10 choses que vous ignorez (peut-être) sur Yannick Alléno

Unique chef promu trois étoiles au guide Michelin 2017 avec le restaurant 1947 à l’hôtel Cheval Blanc (Courchevel), Yannick Alléno est connu pour son passage au Meurice. Mais connaissiez-vous les anecdotes suivantes ?


Trois fois trois étoiles

Au Meurice d’abord (2007) puis Ledoyen (2015). Et le 1947 à l’hôtel Cheval Blanc cette année.


Un auteur prolixe…

Quatre saisons à la table n°5 : le Meurice, Paris (2006), Alléno 101 Créations Culinaires et Le carnet des tapas des montagnes (2009), Terroir Parisien (2010), Les 101 mots de la gastronomie à l’usage de tous et L’enfant qui rêvait d’étoiles (2013), Ma cuisine française (17 kilos et 1 500 euros pièce, ndlr) et Sauces : réflexions d’un cuisinier (2016) (2014), Terroirs : réflexions d’un cuisinier (2016)… Yannick Alléno compte au moins neuf livres dont il est l’objet principal.


… aussi éditeur

En janvier 2011, Yannick Alléno lance une revue qui porte son nom : YAM (Yannick Alléno Magazine). Le titre de 144 pages, publié tous les deux mois, annonce un tirage par numéro de 25 000 exemplaires.


Yuzu, son mini-empire

Pas encore au niveau d’un Alain Ducasse qui compte plus de 30 adresses au sein de sa collection, Yannick Alléno peut revendiquer d’être à la barre d’une douzaine d’établissements, la plupart en tant que consultant. Pièce maîtresse de son groupe intitulé Yuzu (qui revendique 1 200 collaborateurs) : le Pavillon Ledoyen qu’il a repris à l’été 2014 et a rebaptisé Alléno Paris. L’année de son installation, l’établissement générait 8 millions d’euros de chiffre d’affaires.

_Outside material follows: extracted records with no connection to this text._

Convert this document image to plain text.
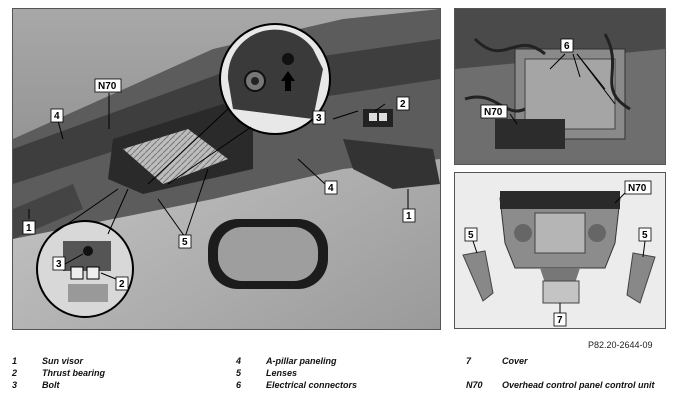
N70
4
2
3
4
1
5
1
3
2
6
N70
N70
5	5
7
P82.20-2644-09
1	Sun visor
2	Thrust bearing
3	Bolt
4	A-pillar paneling
5	Lenses
6	Electrical connectors
7	Cover
N70	Overhead control panel control unit
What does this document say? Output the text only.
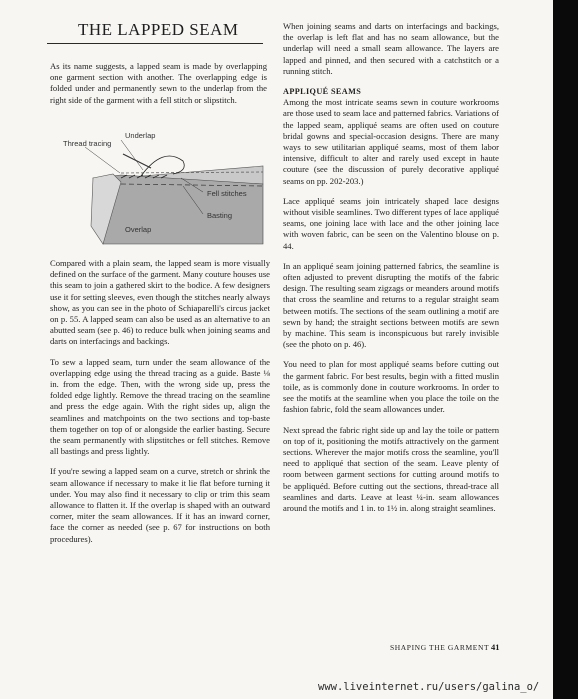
THE LAPPED SEAM

As its name suggests, a lapped seam is made by overlapping one garment section with another. The overlapping edge is folded under and permanently sewn to the underlap from the right side of the garment with a fell stitch or slipstitch.

Underlap
Thread tracing
Fell stitches
Basting
Overlap

Compared with a plain seam, the lapped seam is more visually defined on the surface of the garment. Many couture houses use this seam to join a gathered skirt to the bodice. A few designers use it for setting sleeves, even though the stitches nearly always show, as you can see in the photo of Schiaparelli's circus jacket on p. 55. A lapped seam can also be used as an alternative to an abutted seam (see p. 46) to reduce bulk when joining seams and darts on interfacings and backings.

To sew a lapped seam, turn under the seam allowance of the overlapping edge using the thread tracing as a guide. Baste ⅛ in. from the edge. Then, with the wrong side up, press the folded edge lightly. Remove the thread tracing on the seamline and press the edge again. With the right sides up, align the seamlines and matchpoints on the two sections and top-baste them together on top of or alongside the earlier basting. Secure the seam permanently with slipstitches or fell stitches. Remove all bastings and press lightly.

If you're sewing a lapped seam on a curve, stretch or shrink the seam allowance if necessary to make it lie flat before turning it under. You may also find it necessary to clip or trim this seam allowance to flatten it. If the overlap is shaped with an outward corner, miter the seam allowances. If it has an inward corner, face the corner as needed (see p. 67 for instructions on both procedures).

When joining seams and darts on interfacings and backings, the overlap is left flat and has no seam allowance, but the underlap will need a small seam allowance. The layers are lapped and pinned, and then secured with a catchstitch or a running stitch.

APPLIQUÉ SEAMS

Among the most intricate seams sewn in couture workrooms are those used to seam lace and patterned fabrics. Variations of the lapped seam, appliqué seams are often used on couture bridal gowns and special-occasion designs. There are many ways to sew utilitarian appliqué seams, most of them labor intensive, difficult to alter and rarely used except in haute couture (see the discussion of purely decorative appliqué seams on pp. 202-203.)

Lace appliqué seams join intricately shaped lace designs without visible seamlines. Two different types of lace appliqué seams, one joining lace with lace and the other joining lace with woven fabric, can be seen on the Valentino blouse on p. 44.

In an appliqué seam joining patterned fabrics, the seamline is often adjusted to prevent disrupting the motifs of the fabric design. The resulting seam zigzags or meanders around motifs that cross the seamline and returns to a regular straight seam between motifs. The sections of the seam outlining a motif are sewn by hand; the straight sections between motifs are sewn by machine. This seam is inconspicuous but rarely invisible (see the photo on p. 46).

You need to plan for most appliqué seams before cutting out the garment fabric. For best results, begin with a fitted muslin toile, as is commonly done in couture workrooms. In order to see the motifs at the seamline when you place the toile on the fashion fabric, fold the seam allowances under.

Next spread the fabric right side up and lay the toile or pattern on top of it, positioning the motifs attractively on the garment sections. Wherever the major motifs cross the seamline, you'll need to appliqué that section of the seam. Leave plenty of room between garment sections for cutting around motifs to be appliquéd. Before cutting out the sections, thread-trace all seamlines and darts. Leave at least ¼-in. seam allowances around the motifs and 1 in. to 1½ in. along straight seamlines.

SHAPING THE GARMENT 41
www.liveinternet.ru/users/galina_o/
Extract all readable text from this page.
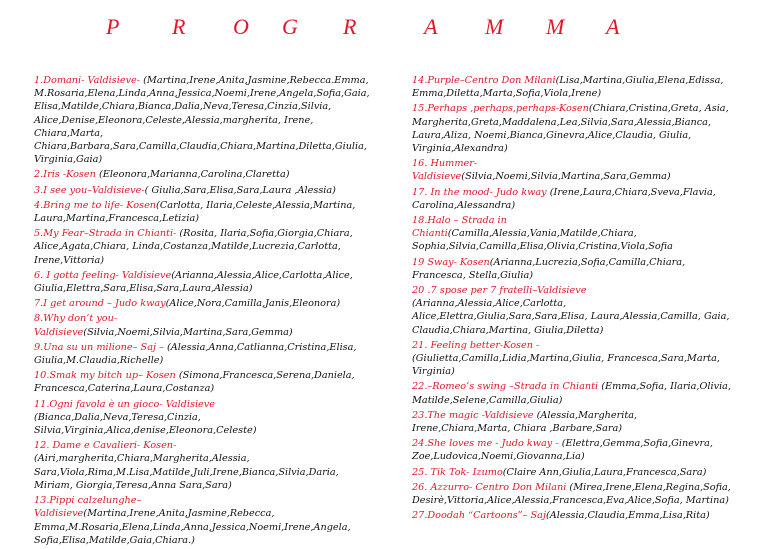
P R O G R	A M M A
1.Domani- Valdisieve- (Martina,Irene,Anita,Jasmine,Rebecca.Emma, M.Rosaria,Elena,Linda,Anna,Jessica,Noemi,Irene,Angela,Sofia,Gaia, Elisa,Matilde,Chiara,Bianca,Dalia,Neva,Teresa,Cinzia,Silvia, Alice,Denise,Eleonora,Celeste,Alessia,margherita, Irene, Chiara,Marta, Chiara,Barbara,Sara,Camilla,Claudia,Chiara,Martina,Diletta,Giulia, Virginia,Gaia)
2.Iris -Kosen (Eleonora,Marianna,Carolina,Claretta)
3.I see you–Valdisieve-( Giulia,Sara,Elisa,Sara,Laura ,Alessia)
4.Bring me to life- Kosen(Carlotta, Ilaria,Celeste,Alessia,Martina, Laura,Martina,Francesca,Letizia)
5.My Fear–Strada in Chianti- (Rosita, Ilaria,Sofia,Giorgia,Chiara, Alice,Agata,Chiara, Linda,Costanza,Matilde,Lucrezia,Carlotta, Irene,Vittoria)
6. I gotta feeling- Valdisieve(Arianna,Alessia,Alice,Carlotta,Alice, Giulia,Elettra,Sara,Elisa,Sara,Laura,Alessia)
7.I get around – Judo kway(Alice,Nora,Camilla,Janis,Eleonora)
8.Why don’t you-Valdisieve(Silvia,Noemi,Silvia,Martina,Sara,Gemma)
9.Una su un milione– Saj – (Alessia,Anna,Catlianna,Cristina,Elisa, Giulia,M.Claudia,Richelle)
10.Smak my bitch up– Kosen (Simona,Francesca,Serena,Daniela, Francesca,Caterina,Laura,Costanza)
11.Ogni favola è un gioco- Valdisieve (Bianca,Dalia,Neva,Teresa,Cinzia, Silvia,Virginia,Alica,denise,Eleonora,Celeste)
12. Dame e Cavalieri- Kosen-(Airi,margherita,Chiara,Margherita,Alessia, Sara,Viola,Rima,M.Lisa,Matilde,Juli,Irene,Bianca,Silvia,Daria, Miriam, Giorgia,Teresa,Anna Sara,Sara)
13.Pippi calzelunghe– Valdisieve(Martina,Irene,Anita,Jasmine,Rebecca, Emma,M.Rosaria,Elena,Linda,Anna,Jessica,Noemi,Irene,Angela, Sofia,Elisa,Matilde,Gaia,Chiara.)
14.Purple–Centro Don Milani(Lisa,Martina,Giulia,Elena,Edissa, Emma,Diletta,Marta,Sofia,Viola,Irene)
15.Perhaps ,perhaps,perhaps-Kosen(Chiara,Cristina,Greta, Asia, Margherita,Greta,Maddalena,Lea,Silvia,Sara,Alessia,Bianca, Laura,Aliza, Noemi,Bianca,Ginevra,Alice,Claudia, Giulia, Virginia,Alexandra)
16. Hummer- Valdisieve(Silvia,Noemi,Silvia,Martina,Sara,Gemma)
17. In the mood- Judo kway (Irene,Laura,Chiara,Sveva,Flavia, Carolina,Alessandra)
18.Halo – Strada in Chianti(Camilla,Alessia,Vania,Matilde,Chiara, Sophia,Silvia,Camilla,Elisa,Olivia,Cristina,Viola,Sofia
19 Sway- Kosen(Arianna,Lucrezia,Sofia,Camilla,Chiara, Francesca, Stella,Giulia)
20 .7 spose per 7 fratelli–Valdisieve (Arianna,Alessia,Alice,Carlotta, Alice,Elettra,Giulia,Sara,Sara,Elisa, Laura,Alessia,Camilla, Gaia, Claudia,Chiara,Martina, Giulia,Diletta)
21. Feeling better-Kosen - (Giulietta,Camilla,Lidia,Martina,Giulia, Francesca,Sara,Marta, Virginia)
22.–Romeo’s swing –Strada in Chianti (Emma,Sofia, Ilaria,Olivia, Matilde,Selene,Camilla,Giulia)
23.The magic -Valdisieve (Alessia,Margherita, Irene,Chiara,Marta, Chiara ,Barbare,Sara)
24.She loves me - Judo kway - (Elettra,Gemma,Sofia,Ginevra, Zoe,Ludovica,Noemi,Giovanna,Lia)
25. Tik Tok- Izumo(Claire Ann,Giulia,Laura,Francesca,Sara)
26. Azzurro- Centro Don Milani (Mirea,Irene,Elena,Regina,Sofia, Desirè,Vittoria,Alice,Alessia,Francesca,Eva,Alice,Sofia, Martina)
27.Doodah “Cartoons”– Saj(Alessia,Claudia,Emma,Lisa,Rita)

Le « poulet à la bouteille », sa Madeleine de Proust

Le plat qui a marqué Yannick Alléno plus jeune ? Le « poulet à la bouteille » de sa grand-mère Zélie Aniel. Dans sa Lozère natale, cette dernière préparait des conserves l’hiver pour nourrir ses treize enfants. Il s’agit en fait d’une galantine de poulet qu’elle préparait avant insértion dans une bouteille. Son déclic de diriger des fourneaux, Yannick Alléno le doit également à un membre de sa famille. Un certain Jean-Marc Aniel, son cousin, cuisinier chez Mirman à la Canourgue (Lozère).


Bocuse d’Argent

En 1999, Yannick Alléno monte sur la seconde marche du podium du Bocuse d’Or, derrière le Norvégien Terje Ness. C’est à sa médaille (et à Paul Bocuse) qu’il doit son premier poste de chef, à l’hôtel Scribe (Paris).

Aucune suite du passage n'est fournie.